In India, Rule 4 of the Information Technology (Reasonable security practices and procedures and sensitive personal data or information) Rules, 2011 requires every body corporate which collects, receives, possess, stores, deals or handle information of provider of information, to provide a privacy policy for handling of or dealing in personal information including sensitive personal data or information and to also ensure that the same are available for view by such users who has provided such information under lawful contract.

The policy shall be published on website of body corporate or any person on its behalf and shall provide for:

• Clear and easily accessible statements of its practices and policies; 
• type of personal or sensitive personal data or information collected under Rule 3 of the Information Technology (Reasonable security practices and procedures and sensitive personal data or information) Rules, 2011;
• purpose of collection and usage of such information; 
• disclosure of information including sensitive personal data or information as provided in Rule 6 of the Information Technology (Reasonable security practices and procedures and sensitive personal data or information) Rules, 2011; 
• reasonable security practices and procedures as provided under Rule 8 of Information Technology (Reasonable security practices and procedures and sensitive personal data or information) Rules, 2011.
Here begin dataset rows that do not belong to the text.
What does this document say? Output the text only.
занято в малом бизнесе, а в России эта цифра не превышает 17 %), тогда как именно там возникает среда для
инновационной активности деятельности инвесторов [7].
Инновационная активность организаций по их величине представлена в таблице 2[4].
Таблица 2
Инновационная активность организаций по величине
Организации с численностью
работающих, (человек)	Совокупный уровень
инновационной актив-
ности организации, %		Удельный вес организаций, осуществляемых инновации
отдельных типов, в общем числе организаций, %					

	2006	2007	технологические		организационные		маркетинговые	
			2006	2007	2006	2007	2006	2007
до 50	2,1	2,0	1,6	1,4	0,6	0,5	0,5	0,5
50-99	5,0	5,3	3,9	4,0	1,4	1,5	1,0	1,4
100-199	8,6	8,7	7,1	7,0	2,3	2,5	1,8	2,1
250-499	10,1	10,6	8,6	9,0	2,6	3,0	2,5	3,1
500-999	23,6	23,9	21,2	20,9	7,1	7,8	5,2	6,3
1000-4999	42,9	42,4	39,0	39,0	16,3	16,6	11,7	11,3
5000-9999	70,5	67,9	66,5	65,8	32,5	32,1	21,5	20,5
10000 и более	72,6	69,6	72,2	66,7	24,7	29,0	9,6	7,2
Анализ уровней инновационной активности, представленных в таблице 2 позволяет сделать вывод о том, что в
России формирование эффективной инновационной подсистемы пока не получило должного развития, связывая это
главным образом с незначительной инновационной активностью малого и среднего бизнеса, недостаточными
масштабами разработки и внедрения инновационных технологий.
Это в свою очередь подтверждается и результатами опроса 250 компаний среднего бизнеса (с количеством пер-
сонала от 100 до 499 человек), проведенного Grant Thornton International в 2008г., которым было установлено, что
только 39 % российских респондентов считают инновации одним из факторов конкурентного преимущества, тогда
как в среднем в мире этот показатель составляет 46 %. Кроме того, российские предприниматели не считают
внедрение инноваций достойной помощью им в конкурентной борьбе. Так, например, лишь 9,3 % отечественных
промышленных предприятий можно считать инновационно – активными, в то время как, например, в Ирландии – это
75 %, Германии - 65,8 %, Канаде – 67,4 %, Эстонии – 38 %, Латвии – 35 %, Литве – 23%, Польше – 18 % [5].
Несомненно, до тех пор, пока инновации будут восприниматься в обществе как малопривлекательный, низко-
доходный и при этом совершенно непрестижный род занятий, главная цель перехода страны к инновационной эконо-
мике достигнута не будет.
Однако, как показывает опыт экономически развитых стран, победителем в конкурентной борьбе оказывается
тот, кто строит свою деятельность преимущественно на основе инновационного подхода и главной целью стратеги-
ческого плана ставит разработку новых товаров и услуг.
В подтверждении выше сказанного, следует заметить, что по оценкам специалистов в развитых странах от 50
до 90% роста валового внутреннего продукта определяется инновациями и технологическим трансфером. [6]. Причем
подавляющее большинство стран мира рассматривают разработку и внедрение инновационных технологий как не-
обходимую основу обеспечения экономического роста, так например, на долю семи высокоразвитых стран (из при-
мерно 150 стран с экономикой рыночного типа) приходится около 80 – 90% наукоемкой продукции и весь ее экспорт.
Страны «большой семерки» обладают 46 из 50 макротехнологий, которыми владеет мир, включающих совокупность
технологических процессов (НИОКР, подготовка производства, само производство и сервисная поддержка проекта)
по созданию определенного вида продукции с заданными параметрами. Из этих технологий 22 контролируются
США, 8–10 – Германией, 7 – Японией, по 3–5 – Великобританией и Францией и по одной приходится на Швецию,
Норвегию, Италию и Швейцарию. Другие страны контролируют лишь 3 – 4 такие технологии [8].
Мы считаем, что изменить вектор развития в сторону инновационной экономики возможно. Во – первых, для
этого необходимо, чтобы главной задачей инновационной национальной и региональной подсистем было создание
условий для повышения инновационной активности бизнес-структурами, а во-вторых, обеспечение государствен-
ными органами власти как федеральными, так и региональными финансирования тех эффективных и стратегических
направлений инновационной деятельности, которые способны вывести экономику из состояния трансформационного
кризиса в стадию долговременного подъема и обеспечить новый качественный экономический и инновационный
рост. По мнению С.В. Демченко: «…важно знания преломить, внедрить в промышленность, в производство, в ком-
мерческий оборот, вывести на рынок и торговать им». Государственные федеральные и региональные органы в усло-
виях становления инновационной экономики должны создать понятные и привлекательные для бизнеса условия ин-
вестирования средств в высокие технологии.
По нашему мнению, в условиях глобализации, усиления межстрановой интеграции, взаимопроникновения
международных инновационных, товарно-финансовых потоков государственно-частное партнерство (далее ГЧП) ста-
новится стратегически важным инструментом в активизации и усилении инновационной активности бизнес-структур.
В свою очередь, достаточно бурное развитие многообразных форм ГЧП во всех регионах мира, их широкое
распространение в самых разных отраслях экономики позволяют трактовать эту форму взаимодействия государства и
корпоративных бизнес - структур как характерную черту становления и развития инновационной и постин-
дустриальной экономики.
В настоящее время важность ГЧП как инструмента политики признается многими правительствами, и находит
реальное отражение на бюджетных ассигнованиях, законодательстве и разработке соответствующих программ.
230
Other than the privacy policy, data security shall be governed by the Master Service Agreement entered between the parties along with the service order issued enlisting the services to be provided.

5. Indemnity and Limitation of Liability 

Indemnity provisions are a contractual promise by one party to compensate and/or defend the other party from the risk of harm, liability or loss. The indemnity clause is usually one of the most heavily negotiated clauses in SaaS agreements. In SaaS agreements, the Indemnity clause shall apply in case of claims, damages, liabilities, costs and expenses, including reasonable attorneys’ fees, arising out of:

• any breach of representation and warranties by the other party;
• an act of gross negligence, fraud or for infringement of IPR by the other party.

The indemnity clause is usually accompanied by provisions relating to limitation of liability which usually states that neither party shall be liable under the agreement in case of any special, punitive, indirect, incidental, exemplary or consequential losses arising out of any breach of such agreements or otherwise relating to the subject matter of such agreements.

Disclaimer:
The content of this article is for information purpose only and does not constitute advice or a legal opinion and are personal views of the author. It is based upon relevant law and/or facts available at that point of time and prepared with due accuracy & reliability. Readers are requested to check and refer to relevant provisions of statute, latest judicial pronouncements, circulars, clarifications etc before acting on the basis of the above write up. The possibility of other views on the subject matter cannot be ruled out. By the use of the said information, you agree that the Author / Treelife Consulting is not responsible or liable in any manner for the authenticity, accuracy, completeness, errors or any kind of omissions in this piece of information for any action taken thereof.